A year after the U.S. Supreme Court ruled affirmative action in college admissions unconstitutional, the law schools at both universities named as defendants—Harvard University and the University of North Carolina at Chapel Hill—admitted fewer Black students this fall than in years past.
Harvard Law School enrolled 19 Black students this year compared to 43 last year, The New York Times reported Monday.
“This obviously has a lot to do with the chilling effect created by that decision,” David Wilkins, a Harvard law professor, told the Times. “This is the lowest number of Black entering first-year students since 1965.” That year there were 15 entering Black students, but since 1970 Harvard Law has typically enrolled between 50 and 70 Black students in its first-year class, Wilkins said.
Hispanic student enrollment at Harvard Law declined by four percentage points—from 63 students last year, 11 percent of the class, to 39—while the number of white and Asian students grew.

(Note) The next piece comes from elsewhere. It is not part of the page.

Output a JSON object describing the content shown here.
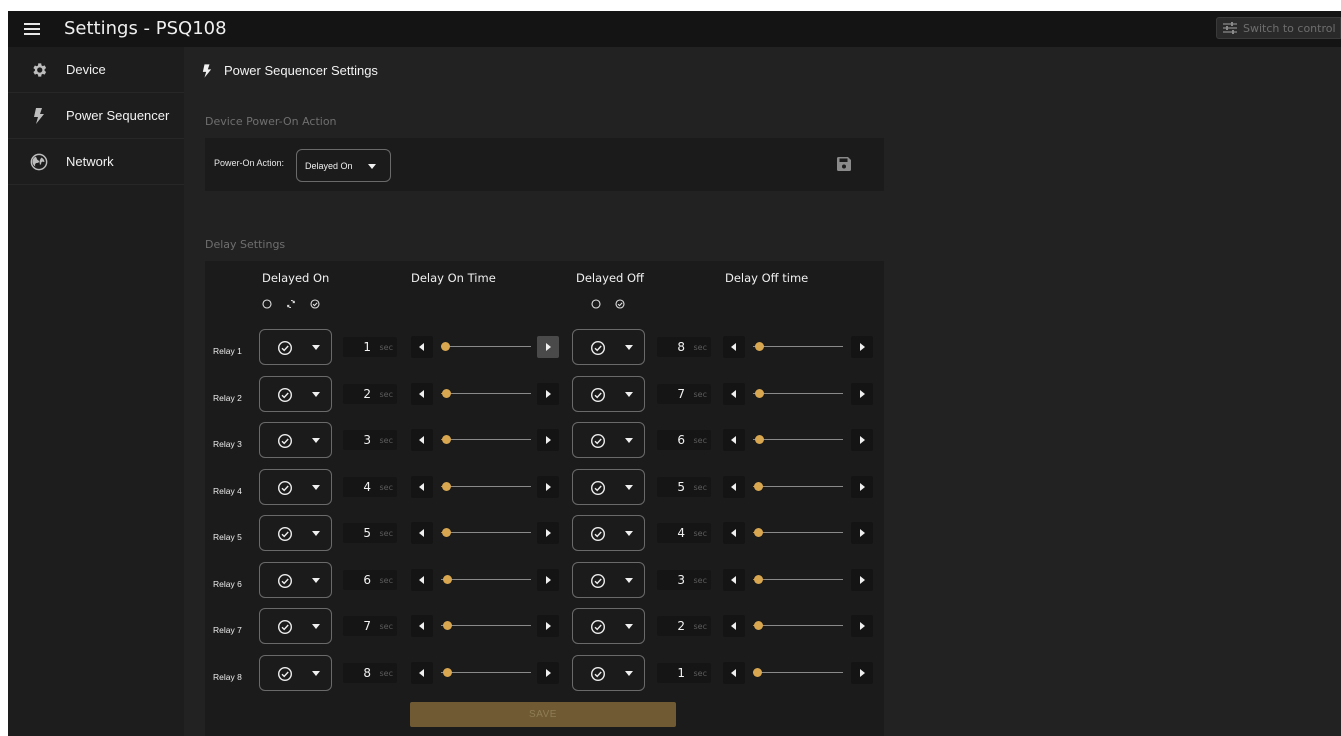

The University of North Carolina School of Law in Chapel Hill enrolled nine Black first-year students this year—down from 13 last year—and Hispanic student enrollment dropped from 21 to 13.

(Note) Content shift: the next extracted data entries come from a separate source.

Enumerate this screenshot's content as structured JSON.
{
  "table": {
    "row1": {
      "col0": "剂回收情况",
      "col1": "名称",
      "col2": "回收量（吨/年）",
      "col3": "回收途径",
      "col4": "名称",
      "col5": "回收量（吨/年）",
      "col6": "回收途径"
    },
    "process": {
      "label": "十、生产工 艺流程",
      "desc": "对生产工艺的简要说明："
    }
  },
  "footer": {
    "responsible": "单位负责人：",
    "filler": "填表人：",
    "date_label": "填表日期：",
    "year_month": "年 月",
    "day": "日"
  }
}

But Black and Hispanic first-year enrollment declines were less dramatic at other top-tier law schools. And at Stanford Law School, the number of Black first-year students actually jumped, from 12 last year to 23 this year.

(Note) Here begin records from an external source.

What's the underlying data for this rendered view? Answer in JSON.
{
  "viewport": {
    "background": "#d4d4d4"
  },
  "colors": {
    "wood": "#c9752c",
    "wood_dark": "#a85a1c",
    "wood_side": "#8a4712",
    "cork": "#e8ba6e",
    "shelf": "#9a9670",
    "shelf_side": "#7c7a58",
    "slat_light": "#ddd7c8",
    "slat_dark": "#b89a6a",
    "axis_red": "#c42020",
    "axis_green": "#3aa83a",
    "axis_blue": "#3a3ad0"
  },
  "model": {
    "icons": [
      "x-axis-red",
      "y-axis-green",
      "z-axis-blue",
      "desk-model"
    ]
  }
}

Beyond the most selective law schools, Black students are making gains in representation. Across all 198 accredited law schools in the country, data from the American Bar Association shows that the number of Black students who enrolled in law school this fall increased by about 3 percent over last year, from 2,969 to 3,060.
Those national numbers show “there was no meaningful decline,” Richard Sander, a law professor at the University of California, Los Angeles, and an affirmative action critic, told the Times.
He also noted that the data seem to show most law schools haven’t changed their admissions practices and that a drop in Black student enrollment at Harvard and UNC may be a net positive “because those students are going to go to another school where they’re better matched and they’re poised to succeed.”